Tunisia's Ennahda holds large street protest, fuelling government crisis
Tunisia's biggest political party, Ennahda, rallied tens of thousands of supporters in the capital on Saturday in a show of strength amid a dispute between the president and prime minister.
In the biggest demonstration in Tunisia in years, Ennahda supporters poured into the centre of Tunis on 27 February from across the country, chanting "the people want to protect institutions" and "the people want national unity".
The moderate Islamist party, led by Parliament Speaker Rached Ghannouchi, has backed Prime Minister Hichem Mechichi in his stand-off with President Kais Saied over a cabinet reshuffle which has paralysed the government.
The dispute has brought to a head months of wrangling between the three men in Tunisia's latest political crisis since a 2019 election delivered a fragmented parliament while propelling Saied, an independent, to the presidency.
The government crisis comes as Tunisia's economic crisis, exacerbated by the coronavirus pandemic, has sparked rapid inflation and high youth unemployment, which has led many people to leave the North African country.
Saied nominated Mechichi as prime minister last summer when the government collapsed after only five months in office, but the two men soon fell out.
Mechichi then turned for support to the two biggest parties in parliament - Ennahda and Heart of Tunisia, led by jailed media mogul Nabil Karoui.
Last month, Mechichi changed 11 ministers in a reshuffle seen as replacing allies of Saied with those of Ennahda and Heart of Tunisia. The president, however, has refused to swear in four of them, saying they had conflicts of interest.
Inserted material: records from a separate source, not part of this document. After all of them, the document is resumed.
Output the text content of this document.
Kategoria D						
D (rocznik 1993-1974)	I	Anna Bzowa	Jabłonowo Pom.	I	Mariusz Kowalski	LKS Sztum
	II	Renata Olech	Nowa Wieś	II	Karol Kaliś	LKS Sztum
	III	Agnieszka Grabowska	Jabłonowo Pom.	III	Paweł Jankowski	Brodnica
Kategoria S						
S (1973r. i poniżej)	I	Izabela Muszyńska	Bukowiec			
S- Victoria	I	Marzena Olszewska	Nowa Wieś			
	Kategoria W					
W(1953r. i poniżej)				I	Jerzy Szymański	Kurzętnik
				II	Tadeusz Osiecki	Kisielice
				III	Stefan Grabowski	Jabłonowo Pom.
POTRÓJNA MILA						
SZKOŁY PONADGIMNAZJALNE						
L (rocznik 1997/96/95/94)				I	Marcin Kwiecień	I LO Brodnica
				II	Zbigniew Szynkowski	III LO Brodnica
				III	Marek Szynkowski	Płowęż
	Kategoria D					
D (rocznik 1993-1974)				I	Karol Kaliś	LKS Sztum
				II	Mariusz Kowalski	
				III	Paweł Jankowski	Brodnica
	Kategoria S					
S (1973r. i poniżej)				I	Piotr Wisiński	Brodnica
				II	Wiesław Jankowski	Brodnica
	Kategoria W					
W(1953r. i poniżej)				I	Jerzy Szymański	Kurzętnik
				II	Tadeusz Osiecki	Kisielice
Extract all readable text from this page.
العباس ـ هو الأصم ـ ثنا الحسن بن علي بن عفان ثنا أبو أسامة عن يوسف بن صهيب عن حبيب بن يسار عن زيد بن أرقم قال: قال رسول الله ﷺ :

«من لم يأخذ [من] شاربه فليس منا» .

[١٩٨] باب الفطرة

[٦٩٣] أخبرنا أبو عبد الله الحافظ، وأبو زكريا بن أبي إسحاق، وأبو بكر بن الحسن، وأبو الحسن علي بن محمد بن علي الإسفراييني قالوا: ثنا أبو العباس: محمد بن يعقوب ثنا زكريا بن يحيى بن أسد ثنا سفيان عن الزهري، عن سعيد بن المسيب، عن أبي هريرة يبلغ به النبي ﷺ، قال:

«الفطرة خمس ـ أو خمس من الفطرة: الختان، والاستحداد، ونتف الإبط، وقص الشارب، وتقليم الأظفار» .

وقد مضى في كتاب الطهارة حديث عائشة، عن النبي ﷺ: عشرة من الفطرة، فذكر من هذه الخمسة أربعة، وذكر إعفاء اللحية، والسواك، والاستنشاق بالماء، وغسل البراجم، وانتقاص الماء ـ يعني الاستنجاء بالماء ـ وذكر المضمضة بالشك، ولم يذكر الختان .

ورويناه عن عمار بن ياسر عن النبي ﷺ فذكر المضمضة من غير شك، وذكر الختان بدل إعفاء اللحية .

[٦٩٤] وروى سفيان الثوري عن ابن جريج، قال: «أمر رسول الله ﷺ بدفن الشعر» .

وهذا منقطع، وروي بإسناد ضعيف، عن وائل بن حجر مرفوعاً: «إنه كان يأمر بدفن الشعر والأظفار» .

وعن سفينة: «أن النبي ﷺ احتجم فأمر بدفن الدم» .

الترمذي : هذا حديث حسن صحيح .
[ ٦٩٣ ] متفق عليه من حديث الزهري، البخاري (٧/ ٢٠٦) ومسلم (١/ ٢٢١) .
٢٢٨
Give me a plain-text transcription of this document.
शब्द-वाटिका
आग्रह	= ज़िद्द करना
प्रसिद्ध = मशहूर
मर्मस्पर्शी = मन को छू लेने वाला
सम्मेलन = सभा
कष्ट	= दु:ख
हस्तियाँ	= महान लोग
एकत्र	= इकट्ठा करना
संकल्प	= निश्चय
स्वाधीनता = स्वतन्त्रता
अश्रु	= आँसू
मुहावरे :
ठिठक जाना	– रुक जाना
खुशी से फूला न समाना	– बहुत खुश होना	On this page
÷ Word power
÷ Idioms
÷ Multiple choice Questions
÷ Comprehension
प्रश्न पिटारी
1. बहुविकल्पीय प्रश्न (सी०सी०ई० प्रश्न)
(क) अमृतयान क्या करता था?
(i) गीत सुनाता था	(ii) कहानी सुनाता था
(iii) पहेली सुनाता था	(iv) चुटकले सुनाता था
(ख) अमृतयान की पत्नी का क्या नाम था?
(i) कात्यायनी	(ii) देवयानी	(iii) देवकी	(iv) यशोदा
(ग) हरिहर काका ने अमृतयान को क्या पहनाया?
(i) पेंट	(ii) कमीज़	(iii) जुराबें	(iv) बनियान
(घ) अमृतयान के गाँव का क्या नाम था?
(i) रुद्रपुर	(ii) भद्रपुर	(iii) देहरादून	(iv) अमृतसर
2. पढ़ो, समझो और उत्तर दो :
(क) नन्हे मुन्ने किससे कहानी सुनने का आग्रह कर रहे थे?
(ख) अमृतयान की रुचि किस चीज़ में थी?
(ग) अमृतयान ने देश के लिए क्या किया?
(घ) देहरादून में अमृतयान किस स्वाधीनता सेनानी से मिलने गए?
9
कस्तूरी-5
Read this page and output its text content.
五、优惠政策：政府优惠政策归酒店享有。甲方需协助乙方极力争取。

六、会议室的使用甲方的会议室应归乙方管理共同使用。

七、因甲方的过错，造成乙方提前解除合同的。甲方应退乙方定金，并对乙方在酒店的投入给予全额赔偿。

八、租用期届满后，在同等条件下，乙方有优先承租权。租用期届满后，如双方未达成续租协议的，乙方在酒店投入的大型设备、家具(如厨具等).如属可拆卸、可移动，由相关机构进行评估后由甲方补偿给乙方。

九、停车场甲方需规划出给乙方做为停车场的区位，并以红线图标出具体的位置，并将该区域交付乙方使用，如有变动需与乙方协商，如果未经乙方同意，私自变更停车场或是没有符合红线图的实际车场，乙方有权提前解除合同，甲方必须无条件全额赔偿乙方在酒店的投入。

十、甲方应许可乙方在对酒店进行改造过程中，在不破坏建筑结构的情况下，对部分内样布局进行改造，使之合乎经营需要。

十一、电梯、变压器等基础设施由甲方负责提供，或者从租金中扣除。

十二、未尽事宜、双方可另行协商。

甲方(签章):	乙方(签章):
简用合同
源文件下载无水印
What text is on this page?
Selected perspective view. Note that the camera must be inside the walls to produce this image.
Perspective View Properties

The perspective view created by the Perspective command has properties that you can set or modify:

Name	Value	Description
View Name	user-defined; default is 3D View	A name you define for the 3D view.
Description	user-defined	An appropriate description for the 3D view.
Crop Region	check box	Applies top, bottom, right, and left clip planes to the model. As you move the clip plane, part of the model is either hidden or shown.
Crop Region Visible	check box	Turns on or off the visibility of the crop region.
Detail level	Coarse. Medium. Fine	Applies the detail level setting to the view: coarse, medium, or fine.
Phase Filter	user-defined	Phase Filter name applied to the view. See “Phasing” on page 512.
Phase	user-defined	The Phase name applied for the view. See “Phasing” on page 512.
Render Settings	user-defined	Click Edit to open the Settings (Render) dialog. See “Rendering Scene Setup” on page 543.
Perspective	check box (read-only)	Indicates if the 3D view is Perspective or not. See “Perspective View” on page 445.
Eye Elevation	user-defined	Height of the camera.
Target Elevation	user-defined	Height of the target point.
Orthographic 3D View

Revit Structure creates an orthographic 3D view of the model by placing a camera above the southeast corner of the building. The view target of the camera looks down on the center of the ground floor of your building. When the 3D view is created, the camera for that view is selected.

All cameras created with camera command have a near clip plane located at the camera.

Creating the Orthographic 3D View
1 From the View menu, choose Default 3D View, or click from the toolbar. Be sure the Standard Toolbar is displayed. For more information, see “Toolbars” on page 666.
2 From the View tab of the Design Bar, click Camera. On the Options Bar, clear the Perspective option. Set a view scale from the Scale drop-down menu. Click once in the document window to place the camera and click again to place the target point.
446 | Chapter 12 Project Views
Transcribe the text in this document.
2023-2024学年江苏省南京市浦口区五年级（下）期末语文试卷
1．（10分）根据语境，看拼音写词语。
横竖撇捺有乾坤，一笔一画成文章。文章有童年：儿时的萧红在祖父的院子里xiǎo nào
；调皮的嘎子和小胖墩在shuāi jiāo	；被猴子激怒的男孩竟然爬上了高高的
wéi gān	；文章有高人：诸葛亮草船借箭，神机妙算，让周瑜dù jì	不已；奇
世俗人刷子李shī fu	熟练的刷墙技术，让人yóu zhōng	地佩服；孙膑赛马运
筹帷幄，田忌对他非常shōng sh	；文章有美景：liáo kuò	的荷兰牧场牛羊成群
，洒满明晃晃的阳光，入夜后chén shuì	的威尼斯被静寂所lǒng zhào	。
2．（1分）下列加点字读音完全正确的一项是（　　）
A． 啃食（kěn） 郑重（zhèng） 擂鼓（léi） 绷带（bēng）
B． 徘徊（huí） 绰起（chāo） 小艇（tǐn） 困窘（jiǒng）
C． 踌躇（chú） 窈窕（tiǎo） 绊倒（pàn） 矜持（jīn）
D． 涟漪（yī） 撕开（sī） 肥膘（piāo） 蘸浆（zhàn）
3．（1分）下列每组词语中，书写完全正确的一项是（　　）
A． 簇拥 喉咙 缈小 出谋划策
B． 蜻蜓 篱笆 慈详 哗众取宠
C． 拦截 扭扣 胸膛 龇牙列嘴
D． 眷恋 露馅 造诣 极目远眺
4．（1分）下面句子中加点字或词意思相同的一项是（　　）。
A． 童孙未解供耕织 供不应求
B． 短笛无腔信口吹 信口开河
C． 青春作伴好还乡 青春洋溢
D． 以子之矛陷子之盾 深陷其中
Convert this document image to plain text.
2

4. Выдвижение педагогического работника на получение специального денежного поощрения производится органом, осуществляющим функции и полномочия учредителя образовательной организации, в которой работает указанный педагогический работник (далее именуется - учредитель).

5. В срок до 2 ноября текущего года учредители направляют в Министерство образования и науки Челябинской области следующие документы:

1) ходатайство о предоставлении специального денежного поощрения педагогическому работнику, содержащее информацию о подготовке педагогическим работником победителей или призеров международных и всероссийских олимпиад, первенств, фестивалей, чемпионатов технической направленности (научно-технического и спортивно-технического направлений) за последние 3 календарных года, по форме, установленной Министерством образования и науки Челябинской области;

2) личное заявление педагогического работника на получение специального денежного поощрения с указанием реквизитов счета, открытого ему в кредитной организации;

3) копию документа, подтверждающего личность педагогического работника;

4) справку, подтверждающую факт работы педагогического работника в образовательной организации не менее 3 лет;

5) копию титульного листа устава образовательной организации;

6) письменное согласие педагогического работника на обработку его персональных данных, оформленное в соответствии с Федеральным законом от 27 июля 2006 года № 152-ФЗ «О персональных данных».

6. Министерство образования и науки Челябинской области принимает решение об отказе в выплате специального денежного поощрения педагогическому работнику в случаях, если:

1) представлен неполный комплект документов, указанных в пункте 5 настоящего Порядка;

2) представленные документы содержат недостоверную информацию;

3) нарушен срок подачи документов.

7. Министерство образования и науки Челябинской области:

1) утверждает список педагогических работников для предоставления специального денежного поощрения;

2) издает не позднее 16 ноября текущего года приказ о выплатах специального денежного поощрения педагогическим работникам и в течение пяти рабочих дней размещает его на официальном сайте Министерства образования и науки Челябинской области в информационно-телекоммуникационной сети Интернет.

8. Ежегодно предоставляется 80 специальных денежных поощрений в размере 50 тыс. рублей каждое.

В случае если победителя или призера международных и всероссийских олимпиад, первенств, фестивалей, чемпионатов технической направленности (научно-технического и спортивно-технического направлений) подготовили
Meanwhile, during protests last month over inequality and police abuses, demonstrators focused most of their anger against Mechichi and Ennahda.
While Ennahda has labelled its march as being "in support of democracy," it is widely seen as an effort to mobilise popular backing against Saied, raising fears of competing protest movements that could lead to polarisation or violence.
Despite a number of democratic elections since the 2011 removal of longtime president Zine El Abidine Ben Ali, protests have continued to break out, especially in the central and southern regions, where youth joblessness has reached 30 percent and the poverty level is above 20 percent.
In 2020 alone, the Tunisian Forum for Economic and Social Rights recorded 6,500 protests, all of which were motivated by economic, social and environmental demands.